Governo desiste de aumentar em dois anos duração do curso de medicina

O governo federal oficializou, nesta quarta-feira (31), que abriu mão de ampliar o curso de medicina em dois anos. Pela proposta, um dos pontos do programa Mais Médicos, os dois anos extras seriam obrigatoriamente de trabalhos prestados no Sistema Único de Saúde (SUS).

Agora, o governo passou a defender que a residência médica se torne obrigatória ao final dos seis anos da graduação. Hoje, para se formar, o estudante não precisa passar pela residência.

Se prevalecer essa nova posição, anunciada após a convocação de uma greve da categoria por todo o país, a residência médica será exigida de quem entrou na faculdade de medicina de 2012 para frente. No modelo proposto, o primeiro ano de todas as residências (como pediatria, clínica geral e ginecologia) seria cursado na atenção básica, urgência e emergência do SUS.

A alternativa foi apresentada por uma comissão de especialistas em educação e saúde e pela Abem (Associação Brasileira de Educação Médica). Foi encampada pelo governo após uma enxurrada de críticas de médicos, escolas de medicina e parlamentares direcionada à medida provisória que criou o Mais Médicos.

Lançado há pouco mais de três semanas, o programa previa a fixação de médicos no interior e nas periferias do país, e uma mudança nos cursos de medicina. A intenção do governo era ampliar a graduação dos atuais seis para oito anos, sendo que os dois anos extra seriam de trabalhos prestados na atenção básica, urgência e emergência da rede pública.

Na semana passada, o ministro Aloizio Mercadante (Educação) indicou que o governo poderia rever a medida, assinada pela própria presidente Dilma Rousseff. Nesta quarta, Mercadante formalizou a mudança de posição do governo, que será encaminhada aos deputados que vão analisar o texto da medida provisória.

A ideia, segundo o ministro, é que “após a formação do médico na graduação em seis anos –e a medida provisória previa essa possibilidade–, a residência médica assegure essa vivência na urgência e emergência e na atenção primária do sistema de saúde. Então, no primeiro ano de residência para todas as especialidades, especialmente aquelas que estão mais vinculadas (…), os estudantes de residência tenham a ampla vivência no SUS”.

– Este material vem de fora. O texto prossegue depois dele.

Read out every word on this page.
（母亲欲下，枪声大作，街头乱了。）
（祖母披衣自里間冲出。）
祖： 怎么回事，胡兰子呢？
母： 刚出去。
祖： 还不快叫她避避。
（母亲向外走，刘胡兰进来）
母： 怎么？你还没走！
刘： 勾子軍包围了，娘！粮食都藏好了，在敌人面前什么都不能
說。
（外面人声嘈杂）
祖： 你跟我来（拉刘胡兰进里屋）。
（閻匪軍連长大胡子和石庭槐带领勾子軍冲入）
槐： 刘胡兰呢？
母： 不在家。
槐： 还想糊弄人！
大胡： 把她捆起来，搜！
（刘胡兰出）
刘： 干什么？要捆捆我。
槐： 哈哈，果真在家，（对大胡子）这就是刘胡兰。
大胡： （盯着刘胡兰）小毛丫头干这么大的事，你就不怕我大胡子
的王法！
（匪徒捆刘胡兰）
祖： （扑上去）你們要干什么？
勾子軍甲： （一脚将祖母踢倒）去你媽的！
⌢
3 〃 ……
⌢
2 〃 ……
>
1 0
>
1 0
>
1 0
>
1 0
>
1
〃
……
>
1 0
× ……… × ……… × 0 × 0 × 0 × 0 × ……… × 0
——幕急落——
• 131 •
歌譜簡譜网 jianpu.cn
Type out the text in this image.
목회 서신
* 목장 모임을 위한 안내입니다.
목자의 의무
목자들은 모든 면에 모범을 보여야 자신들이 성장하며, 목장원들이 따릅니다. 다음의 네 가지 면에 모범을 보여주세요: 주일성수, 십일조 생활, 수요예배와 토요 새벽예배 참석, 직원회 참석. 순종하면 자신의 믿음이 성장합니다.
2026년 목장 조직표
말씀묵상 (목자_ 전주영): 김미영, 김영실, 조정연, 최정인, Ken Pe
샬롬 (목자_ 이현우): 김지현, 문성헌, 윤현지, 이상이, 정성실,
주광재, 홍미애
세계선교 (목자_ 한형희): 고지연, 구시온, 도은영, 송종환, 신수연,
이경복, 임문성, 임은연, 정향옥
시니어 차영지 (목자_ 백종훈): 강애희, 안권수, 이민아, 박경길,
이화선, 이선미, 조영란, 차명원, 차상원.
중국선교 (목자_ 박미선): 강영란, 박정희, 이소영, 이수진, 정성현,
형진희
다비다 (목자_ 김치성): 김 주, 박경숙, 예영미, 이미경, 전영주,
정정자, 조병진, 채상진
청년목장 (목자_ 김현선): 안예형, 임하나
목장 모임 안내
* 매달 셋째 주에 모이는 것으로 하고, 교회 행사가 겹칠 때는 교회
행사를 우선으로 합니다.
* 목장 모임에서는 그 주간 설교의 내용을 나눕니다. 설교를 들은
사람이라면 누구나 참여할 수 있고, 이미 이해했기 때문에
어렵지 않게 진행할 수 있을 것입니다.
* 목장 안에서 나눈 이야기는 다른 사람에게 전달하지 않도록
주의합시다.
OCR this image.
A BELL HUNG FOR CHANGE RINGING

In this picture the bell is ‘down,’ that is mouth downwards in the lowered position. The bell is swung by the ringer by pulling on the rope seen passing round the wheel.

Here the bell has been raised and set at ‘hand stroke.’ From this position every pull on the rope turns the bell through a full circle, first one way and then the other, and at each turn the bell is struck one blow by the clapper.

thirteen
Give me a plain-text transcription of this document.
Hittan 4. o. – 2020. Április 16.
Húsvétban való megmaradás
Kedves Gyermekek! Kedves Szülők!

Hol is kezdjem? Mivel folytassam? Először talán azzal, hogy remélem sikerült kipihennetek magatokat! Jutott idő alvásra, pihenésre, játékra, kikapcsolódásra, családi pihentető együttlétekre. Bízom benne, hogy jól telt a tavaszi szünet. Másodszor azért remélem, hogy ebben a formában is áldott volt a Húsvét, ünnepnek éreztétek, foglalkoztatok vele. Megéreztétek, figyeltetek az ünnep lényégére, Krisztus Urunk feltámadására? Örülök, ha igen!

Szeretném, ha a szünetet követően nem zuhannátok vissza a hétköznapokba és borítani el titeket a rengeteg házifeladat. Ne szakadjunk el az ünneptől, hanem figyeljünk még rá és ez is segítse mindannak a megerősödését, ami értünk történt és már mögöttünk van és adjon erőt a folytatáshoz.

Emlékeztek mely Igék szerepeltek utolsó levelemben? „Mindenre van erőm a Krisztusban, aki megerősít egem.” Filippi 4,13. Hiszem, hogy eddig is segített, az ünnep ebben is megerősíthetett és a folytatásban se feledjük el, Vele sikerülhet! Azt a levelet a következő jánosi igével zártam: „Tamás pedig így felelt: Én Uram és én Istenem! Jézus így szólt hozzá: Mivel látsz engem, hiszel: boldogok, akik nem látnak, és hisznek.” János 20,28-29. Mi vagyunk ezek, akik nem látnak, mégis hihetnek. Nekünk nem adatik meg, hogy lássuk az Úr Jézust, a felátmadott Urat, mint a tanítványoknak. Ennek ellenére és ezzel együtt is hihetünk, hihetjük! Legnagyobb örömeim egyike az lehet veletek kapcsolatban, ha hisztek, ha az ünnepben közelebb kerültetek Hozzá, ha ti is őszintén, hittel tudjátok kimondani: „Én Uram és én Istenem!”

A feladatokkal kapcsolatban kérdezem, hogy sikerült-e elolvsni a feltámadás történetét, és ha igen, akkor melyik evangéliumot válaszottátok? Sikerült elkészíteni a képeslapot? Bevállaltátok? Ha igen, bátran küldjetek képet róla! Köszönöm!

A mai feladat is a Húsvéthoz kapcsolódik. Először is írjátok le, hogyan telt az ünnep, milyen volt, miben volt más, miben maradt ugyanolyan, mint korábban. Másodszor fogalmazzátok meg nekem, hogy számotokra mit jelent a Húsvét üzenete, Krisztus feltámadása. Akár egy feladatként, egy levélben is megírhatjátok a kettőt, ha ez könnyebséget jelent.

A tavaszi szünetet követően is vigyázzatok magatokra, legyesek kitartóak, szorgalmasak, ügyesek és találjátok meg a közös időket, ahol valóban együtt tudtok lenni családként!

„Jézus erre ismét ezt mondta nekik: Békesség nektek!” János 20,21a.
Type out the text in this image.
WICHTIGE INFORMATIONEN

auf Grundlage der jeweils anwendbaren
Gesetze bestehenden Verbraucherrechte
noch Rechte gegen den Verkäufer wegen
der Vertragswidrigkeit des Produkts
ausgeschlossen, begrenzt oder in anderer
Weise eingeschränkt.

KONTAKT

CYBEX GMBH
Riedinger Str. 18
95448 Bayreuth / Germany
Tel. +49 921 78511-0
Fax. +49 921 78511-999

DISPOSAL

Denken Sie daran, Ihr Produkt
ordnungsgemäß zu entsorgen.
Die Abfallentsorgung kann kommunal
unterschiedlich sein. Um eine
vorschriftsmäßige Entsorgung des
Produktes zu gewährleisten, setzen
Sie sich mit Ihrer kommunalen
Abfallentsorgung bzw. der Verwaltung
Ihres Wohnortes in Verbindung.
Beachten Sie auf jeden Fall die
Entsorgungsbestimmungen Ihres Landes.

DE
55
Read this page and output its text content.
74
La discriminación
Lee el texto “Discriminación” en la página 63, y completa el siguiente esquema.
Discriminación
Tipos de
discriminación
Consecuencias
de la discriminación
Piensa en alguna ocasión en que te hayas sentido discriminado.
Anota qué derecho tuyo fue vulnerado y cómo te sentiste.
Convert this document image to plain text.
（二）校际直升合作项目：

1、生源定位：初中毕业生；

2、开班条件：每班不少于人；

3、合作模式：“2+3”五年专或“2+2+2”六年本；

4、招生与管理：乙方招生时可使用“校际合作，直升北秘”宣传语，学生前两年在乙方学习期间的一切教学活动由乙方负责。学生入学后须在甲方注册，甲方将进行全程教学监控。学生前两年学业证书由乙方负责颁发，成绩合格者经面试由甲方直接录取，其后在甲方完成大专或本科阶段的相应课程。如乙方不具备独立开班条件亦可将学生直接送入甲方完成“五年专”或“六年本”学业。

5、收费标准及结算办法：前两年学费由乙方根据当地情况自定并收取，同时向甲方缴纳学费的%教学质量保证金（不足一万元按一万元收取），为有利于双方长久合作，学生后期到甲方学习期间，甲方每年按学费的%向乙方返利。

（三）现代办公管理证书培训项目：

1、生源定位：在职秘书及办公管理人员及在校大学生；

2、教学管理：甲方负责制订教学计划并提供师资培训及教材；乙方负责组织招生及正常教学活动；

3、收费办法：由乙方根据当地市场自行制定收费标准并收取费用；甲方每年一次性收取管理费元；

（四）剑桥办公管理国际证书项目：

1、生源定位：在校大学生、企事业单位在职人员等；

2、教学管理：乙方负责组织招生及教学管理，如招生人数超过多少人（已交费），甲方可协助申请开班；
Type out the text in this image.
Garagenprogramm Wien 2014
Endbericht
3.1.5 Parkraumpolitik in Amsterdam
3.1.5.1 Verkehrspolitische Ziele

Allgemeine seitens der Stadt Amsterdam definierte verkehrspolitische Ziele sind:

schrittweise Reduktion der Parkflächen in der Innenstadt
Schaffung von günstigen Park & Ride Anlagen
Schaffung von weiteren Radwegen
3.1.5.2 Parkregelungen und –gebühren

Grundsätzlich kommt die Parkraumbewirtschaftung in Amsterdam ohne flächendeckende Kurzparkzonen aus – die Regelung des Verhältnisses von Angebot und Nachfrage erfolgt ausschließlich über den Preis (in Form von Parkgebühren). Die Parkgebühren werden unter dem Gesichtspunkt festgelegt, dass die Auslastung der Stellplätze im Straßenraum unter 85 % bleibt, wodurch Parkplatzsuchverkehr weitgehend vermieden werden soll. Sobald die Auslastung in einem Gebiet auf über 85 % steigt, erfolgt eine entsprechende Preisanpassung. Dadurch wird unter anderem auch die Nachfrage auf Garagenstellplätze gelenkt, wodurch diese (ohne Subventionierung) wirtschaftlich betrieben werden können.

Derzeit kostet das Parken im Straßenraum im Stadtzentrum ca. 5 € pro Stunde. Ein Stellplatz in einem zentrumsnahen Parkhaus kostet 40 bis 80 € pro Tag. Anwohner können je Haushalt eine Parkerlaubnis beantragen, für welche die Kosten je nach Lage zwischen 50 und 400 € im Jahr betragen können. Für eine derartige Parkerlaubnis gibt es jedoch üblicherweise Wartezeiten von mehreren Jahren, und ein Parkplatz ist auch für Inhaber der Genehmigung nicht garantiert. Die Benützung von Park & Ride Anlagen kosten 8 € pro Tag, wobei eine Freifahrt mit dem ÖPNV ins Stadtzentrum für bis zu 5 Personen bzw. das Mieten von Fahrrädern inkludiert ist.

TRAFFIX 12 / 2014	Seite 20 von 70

A medida provisória previa que os dois anos extra na graduação poderiam ser considerados para abatimento de parte da residência. No novo formato, porém, os dois anos extra foram substituídos por um ano já dentro da residência médica. Não está claro, ainda, se a duração das residências médicas atuais será ampliada após a mudança.

A nova proposta, apoiada por faculdades de medicina das federais e pelo grupo de especialistas, prevê que 40% das vagas de residência oferecidas até 2017 sejam em medicina de família e comunidade.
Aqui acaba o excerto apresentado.